Perhaps the approach most specifically relevant to secretory pathways proteins is the idea of adding a bulky hydrophobic group to a ligand to attract the ER protein quality control chaperone BiP. BiP recognizes exposed hydrophobic patches, which usually indicate protein misfolding, and it can then help with folding or direct proteins for degradation [Kleizen & Braakman 2004]. The first proofs of principle for this strategy were done in pretty artificial systems: the target was a protein of interest genetically fused to a HaloTag protein, and the ligand was a covalent ligand of HaloTag, fused to some collection of aromatic rings or cyclohexanes or an adamantane as the hydrophobic moiety [Neklesa 2011, Tae 2012]. It was later shown that similar results could be achieved with a non-covalent ligand [Long 2012; and see commentary in Neklesa & Crews 2012], though still in an artificial system, targeting a bacterial protein for degradation in mammalian cells. Just recently, success was reported in designing a molecule, dubbed SARD279, consisting of an androgen receptor (AR) ligand, fused via a linker to an adamantyl group, to cause AR degradation, with 50% degradation achieved at 1 μM [Gustafson 2015].

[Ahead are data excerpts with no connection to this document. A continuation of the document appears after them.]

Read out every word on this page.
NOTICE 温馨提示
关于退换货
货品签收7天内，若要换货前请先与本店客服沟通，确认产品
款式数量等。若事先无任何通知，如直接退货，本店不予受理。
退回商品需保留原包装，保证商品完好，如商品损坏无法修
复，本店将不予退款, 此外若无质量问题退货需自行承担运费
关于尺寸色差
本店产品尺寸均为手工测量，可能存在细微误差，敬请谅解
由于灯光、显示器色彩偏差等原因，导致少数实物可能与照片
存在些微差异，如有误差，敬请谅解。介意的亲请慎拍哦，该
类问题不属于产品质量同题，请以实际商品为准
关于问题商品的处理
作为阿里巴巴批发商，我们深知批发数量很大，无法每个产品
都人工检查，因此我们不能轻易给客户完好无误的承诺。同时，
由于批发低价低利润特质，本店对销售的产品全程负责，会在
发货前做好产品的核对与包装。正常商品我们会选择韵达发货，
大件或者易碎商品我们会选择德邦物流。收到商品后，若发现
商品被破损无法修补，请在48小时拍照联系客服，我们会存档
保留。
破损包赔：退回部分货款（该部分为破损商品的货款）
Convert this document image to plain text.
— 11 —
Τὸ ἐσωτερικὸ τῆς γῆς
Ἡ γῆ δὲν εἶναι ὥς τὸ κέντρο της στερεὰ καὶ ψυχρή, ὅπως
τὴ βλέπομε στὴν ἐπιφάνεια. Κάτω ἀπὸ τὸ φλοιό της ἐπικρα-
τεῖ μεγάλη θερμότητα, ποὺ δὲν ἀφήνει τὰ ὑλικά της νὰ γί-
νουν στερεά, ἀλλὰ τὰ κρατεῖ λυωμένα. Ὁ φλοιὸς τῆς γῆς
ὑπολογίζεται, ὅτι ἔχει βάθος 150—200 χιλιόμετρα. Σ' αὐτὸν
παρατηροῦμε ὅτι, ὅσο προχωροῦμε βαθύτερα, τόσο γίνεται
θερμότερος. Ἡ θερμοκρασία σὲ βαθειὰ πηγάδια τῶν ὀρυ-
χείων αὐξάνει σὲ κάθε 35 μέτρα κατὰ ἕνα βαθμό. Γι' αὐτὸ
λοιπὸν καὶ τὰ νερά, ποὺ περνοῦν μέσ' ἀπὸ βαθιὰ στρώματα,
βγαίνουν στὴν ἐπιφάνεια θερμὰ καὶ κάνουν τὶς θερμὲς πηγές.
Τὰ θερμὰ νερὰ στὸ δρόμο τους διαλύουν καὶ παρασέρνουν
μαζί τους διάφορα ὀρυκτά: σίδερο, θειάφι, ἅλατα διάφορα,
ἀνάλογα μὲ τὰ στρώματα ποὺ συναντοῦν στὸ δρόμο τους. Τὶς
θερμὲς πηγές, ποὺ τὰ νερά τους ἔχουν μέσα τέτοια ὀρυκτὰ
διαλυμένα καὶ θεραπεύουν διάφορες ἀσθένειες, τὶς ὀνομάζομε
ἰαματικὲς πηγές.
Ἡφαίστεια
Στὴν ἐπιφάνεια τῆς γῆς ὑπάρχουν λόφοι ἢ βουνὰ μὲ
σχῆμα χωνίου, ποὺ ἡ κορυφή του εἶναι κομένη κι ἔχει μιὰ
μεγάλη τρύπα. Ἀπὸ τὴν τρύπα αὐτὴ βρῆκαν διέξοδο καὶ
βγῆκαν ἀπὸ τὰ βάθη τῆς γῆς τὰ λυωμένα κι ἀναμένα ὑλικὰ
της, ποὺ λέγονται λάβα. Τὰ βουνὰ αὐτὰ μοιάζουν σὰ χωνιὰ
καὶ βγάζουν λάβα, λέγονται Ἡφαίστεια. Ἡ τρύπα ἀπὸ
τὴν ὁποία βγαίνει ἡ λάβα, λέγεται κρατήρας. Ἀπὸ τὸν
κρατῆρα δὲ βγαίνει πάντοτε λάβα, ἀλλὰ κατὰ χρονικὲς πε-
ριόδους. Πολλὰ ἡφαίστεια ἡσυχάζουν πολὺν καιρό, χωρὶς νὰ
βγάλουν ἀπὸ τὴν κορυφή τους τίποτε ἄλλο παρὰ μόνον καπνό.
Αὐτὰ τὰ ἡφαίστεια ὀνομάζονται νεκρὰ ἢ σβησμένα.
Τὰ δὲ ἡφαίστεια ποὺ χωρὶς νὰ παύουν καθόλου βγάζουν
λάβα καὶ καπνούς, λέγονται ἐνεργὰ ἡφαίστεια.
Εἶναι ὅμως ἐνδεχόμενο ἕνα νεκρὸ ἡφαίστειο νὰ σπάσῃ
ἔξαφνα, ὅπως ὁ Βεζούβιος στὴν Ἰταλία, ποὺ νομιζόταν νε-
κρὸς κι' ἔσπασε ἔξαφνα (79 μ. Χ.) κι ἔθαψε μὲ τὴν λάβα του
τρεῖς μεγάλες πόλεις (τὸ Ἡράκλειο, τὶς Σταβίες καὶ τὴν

Whether any of these approaches will yield a drug remains to be seen. It’s an area that deserves both excitement and, as Derek Lowe points out, some dose of cautious skepticism. So perhaps what’s most exciting about the emerging thalidomide story, then, is simply the proof that using a small molecule to trigger a protein’s degradation isn’t an impossible concept for a drug. In fact, unwittingly, we’ve already been doing it for years.